Hello everyone,
Back in 2019, Matt Godbolt did an entertaining talk about compiler optimization, and briefly mentioned something that really caught my attention: speculative devirtualization in C++.
I found this exciting, because of Rust programs like this:
/********* devirt-lib crate: src/lib.rs *********/
pub trait Printable {
fn print_line(&self, handle: &mut dyn std::io::Write) -> std::io::Result<()>;
}
pub struct PrintableArray(Vec<Box<dyn Printable + 'static>>);
impl PrintableArray {
pub fn new() -> PrintableArray {
PrintableArray(Vec::new())
}
pub fn push(&mut self, item: impl Printable + 'static) {
self.0.push(Box::new(item))
}
pub fn print_all(&self, handle: &mut dyn std::io::Write) -> std::io::Result<()> {
self.0.iter().try_fold(handle, |handle, item| {
item.print_line(handle)?;
Ok(handle)
}).map(|_| ())
}
}
/********* devirt-test crate: src/main.rs **********/
use std::io::Write;
use devirt_lib::PrintableArray;
struct Point {
pub x: f32,
pub y: f32,
}
impl devirt_lib::Printable for Point {
fn print_line(&self, handle: &mut dyn Write) -> std::io::Result<()> {
writeln!(handle, "Point: {{ {}, {} }}", self.x, self.y)
}
}
fn main() -> std::io::Result<()> {
let mut vec: PrintableArray = PrintableArray::new();
vec.push(Point { x: 10.0, y: 20.0 });
vec.push(Point { x: 20.0, y: 40.0 });
vec.push(Point { x: 30.0, y: 60.0 });
vec.push(Point { x: 40.0, y: 80.0 });
vec.print_all(&mut std::io::stdout())
}
That type erasure across a crate boundary looks just like a C++ virtual function call. In fact, here is the assembly for loop inside print_all
, which is inlined into the main
function (produced on a recent nightly):
6f50: add r15,0xfffffffffffffff0
6f54: add rbx,0x10
6f58: add rbp,0x10
6f5c: cmp rbp,r12
6f5f: je 6f89 # loop exit
6f61: mov rdi,QWORD PTR [rbx-0x10]
6f65: mov rax,QWORD PTR [rbx-0x8]
6f69: call QWORD PTR [rax] # virtual call
6f6b: lea rbp,[rbx-0x10]
6f6f: mov rax,QWORD PTR [rbp+0x8]
6f73: mov rsi,QWORD PTR [rax+0x8]
6f77: test rsi,rsi
6f7a: je 6f50 # loop top
6f7c: mov rdx,QWORD PTR [rax+0x10]
6f80: mov rdi,QWORD PTR [rbx-0x10]
6f84: call r13
6f87: jmp 6f50 # loop top
It looks exactly the same, and could benefit from speculative devirtualization, which LLVM calls Whole Program Devirtualization (WPD).

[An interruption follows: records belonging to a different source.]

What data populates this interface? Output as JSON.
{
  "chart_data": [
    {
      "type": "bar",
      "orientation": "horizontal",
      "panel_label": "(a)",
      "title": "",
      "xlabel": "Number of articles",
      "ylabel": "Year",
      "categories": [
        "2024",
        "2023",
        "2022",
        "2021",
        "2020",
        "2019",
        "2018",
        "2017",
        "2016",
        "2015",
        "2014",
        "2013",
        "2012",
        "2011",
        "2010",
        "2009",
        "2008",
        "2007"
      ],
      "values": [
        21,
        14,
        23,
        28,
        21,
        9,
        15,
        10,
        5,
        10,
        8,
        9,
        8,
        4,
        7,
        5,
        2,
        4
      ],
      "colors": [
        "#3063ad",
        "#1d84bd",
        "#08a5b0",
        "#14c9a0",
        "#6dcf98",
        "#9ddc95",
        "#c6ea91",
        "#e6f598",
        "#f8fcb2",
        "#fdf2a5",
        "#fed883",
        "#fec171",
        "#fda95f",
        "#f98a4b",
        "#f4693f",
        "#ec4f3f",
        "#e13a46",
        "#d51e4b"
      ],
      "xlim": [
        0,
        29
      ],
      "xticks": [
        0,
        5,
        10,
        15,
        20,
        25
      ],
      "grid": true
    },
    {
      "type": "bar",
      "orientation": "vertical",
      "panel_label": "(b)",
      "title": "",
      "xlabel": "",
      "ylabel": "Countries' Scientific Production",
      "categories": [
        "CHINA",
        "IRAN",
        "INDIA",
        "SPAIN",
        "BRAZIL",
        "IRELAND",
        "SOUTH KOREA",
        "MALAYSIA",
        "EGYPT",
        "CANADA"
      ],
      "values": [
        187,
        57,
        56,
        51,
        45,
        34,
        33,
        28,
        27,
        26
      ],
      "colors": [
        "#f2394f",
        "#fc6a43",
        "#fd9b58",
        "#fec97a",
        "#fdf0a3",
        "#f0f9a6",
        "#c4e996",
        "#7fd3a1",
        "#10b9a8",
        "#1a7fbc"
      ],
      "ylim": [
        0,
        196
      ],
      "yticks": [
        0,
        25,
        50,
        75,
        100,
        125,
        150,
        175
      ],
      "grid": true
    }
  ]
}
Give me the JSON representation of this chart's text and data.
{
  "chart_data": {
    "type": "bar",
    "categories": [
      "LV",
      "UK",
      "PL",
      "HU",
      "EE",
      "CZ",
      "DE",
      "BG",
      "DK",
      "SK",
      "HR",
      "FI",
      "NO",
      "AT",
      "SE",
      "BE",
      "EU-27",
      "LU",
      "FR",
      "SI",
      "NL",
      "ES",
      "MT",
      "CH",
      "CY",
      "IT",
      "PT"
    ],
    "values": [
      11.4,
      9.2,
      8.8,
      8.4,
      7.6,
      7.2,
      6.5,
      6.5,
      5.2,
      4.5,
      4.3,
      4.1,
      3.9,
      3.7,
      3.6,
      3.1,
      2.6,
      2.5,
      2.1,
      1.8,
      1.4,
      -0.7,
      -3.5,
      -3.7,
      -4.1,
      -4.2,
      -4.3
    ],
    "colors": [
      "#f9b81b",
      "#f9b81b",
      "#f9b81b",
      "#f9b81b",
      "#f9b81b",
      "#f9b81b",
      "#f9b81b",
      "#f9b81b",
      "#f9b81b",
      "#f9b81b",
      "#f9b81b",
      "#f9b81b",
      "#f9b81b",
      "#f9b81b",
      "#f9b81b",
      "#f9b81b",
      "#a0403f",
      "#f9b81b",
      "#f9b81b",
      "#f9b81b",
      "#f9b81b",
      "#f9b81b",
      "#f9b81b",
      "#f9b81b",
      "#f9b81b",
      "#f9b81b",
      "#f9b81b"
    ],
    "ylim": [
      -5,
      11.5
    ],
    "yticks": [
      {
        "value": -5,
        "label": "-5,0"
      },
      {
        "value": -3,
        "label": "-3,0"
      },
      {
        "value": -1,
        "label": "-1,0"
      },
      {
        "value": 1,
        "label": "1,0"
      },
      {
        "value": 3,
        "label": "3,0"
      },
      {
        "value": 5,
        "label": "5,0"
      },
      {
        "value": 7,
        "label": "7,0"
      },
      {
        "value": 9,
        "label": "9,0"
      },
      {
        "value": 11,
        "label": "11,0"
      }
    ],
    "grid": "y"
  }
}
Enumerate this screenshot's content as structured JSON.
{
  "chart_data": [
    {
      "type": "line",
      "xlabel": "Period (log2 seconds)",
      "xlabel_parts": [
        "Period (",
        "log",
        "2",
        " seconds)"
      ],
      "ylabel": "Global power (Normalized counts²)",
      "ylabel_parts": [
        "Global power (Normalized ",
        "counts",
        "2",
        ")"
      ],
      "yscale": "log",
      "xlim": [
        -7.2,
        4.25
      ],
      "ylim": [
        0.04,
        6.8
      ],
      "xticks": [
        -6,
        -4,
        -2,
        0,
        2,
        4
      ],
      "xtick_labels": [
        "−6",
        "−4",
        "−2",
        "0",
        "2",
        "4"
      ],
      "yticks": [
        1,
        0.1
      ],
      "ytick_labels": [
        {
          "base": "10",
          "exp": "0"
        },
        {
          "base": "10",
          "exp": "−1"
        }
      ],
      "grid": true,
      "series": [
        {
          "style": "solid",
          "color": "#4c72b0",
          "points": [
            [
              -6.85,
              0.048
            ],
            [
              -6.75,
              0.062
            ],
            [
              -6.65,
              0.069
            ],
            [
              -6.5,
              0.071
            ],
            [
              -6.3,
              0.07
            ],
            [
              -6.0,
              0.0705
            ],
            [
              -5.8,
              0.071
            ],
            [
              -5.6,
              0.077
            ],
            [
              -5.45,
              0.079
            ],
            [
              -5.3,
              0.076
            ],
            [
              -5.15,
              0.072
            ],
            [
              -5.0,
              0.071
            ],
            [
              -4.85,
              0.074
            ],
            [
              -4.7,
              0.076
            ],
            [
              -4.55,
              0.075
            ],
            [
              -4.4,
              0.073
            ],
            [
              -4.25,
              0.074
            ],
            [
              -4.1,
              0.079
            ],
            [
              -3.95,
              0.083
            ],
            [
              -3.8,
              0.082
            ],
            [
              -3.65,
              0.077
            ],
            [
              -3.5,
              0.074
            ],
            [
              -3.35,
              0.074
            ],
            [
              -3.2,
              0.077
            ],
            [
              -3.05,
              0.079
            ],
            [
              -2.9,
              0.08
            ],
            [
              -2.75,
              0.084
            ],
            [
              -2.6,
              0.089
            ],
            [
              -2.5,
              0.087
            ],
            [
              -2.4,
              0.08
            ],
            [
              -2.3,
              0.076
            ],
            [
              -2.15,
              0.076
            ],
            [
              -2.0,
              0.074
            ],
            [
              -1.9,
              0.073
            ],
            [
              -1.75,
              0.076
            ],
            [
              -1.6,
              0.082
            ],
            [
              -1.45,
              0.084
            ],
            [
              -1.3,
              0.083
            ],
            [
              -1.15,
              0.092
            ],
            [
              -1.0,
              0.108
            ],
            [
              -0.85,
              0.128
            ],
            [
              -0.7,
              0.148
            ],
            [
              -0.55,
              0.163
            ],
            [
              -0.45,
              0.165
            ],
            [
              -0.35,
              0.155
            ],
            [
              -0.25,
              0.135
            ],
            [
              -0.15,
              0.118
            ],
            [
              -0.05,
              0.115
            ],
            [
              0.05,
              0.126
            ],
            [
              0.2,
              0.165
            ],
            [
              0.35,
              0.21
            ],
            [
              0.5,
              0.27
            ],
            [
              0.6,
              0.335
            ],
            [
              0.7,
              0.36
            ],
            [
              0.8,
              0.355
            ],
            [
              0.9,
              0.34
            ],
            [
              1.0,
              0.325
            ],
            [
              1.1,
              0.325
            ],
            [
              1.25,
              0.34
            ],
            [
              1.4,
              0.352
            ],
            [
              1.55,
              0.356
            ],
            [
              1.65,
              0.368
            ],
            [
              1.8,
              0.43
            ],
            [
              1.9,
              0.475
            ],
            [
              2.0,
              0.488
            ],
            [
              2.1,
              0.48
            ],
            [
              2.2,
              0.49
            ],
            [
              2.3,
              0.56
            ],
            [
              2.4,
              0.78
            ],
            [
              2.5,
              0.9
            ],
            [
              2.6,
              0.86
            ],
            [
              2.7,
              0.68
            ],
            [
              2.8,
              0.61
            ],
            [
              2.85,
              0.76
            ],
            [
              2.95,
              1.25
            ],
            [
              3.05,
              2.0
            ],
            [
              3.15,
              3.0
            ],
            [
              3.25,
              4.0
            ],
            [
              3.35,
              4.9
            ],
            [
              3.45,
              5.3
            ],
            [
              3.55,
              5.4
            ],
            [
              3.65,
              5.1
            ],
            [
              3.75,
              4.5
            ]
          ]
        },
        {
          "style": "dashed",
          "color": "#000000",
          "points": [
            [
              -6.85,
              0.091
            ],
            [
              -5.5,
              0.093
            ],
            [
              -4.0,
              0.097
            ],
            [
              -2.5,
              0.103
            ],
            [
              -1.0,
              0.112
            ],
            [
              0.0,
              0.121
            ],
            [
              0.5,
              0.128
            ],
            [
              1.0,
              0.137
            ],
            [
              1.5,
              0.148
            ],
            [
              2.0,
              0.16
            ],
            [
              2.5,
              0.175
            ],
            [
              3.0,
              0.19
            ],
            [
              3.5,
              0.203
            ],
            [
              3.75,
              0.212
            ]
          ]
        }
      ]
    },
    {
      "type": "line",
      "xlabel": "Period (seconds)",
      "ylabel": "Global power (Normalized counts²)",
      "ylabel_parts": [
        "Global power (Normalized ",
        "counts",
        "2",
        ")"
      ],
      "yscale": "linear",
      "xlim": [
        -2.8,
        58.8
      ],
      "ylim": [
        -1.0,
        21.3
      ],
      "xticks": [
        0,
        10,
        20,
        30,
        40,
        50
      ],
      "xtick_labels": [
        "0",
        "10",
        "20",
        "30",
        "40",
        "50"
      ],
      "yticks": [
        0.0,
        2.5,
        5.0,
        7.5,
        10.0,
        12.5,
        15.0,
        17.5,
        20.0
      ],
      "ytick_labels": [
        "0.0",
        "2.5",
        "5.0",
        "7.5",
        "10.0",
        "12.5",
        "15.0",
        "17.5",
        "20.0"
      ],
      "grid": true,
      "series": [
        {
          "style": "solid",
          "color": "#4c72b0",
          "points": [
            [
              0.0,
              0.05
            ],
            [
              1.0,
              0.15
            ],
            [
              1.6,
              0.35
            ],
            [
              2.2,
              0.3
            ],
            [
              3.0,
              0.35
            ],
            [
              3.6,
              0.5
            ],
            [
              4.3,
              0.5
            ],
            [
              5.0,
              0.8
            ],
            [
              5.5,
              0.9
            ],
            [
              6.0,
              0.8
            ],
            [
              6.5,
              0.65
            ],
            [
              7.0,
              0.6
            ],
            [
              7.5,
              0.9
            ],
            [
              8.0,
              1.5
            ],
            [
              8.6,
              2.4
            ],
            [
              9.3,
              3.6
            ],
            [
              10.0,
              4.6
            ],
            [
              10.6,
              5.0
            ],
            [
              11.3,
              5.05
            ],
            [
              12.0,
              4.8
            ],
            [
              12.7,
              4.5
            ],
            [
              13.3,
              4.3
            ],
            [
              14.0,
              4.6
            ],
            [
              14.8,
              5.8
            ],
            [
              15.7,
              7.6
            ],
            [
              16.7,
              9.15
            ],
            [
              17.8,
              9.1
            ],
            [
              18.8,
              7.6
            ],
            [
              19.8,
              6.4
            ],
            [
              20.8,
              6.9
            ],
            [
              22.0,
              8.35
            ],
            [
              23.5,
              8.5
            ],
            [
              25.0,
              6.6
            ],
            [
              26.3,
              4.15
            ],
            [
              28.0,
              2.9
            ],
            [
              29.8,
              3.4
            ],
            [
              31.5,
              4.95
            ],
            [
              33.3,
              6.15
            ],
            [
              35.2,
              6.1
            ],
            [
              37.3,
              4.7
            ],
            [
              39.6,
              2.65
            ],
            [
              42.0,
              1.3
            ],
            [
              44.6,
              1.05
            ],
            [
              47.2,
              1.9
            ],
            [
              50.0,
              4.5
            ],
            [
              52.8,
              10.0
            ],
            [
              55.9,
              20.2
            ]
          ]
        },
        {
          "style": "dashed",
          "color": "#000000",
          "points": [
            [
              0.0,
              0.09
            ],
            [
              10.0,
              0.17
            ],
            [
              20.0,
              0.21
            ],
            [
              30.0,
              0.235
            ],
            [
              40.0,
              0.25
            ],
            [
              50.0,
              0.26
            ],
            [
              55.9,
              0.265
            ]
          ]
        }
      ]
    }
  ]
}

At the time of the presentation in 2019, Matt said that LLVM was still working on it. A quick grep of the LLVM monorepo suggests it was implemented in LLVM 10, with additional improvements in LLVM 11.
At first, I hoped that LLVM would implement it, and Rust would get it for free. Unfortunately, reading the LLVM RFC and several of the patches, some explicit support by the compiler is needed. It must handle LTO item visibility in certain ways in order for the pass to trigger.
Given the amount of work that Rust has done on LTO, I imagine it is not an easy change. If it was, I would have written this as a GitHub issue instead.
My post here is to just to ask if this is on anyone's radar, and see if people think it's worth it for Rust.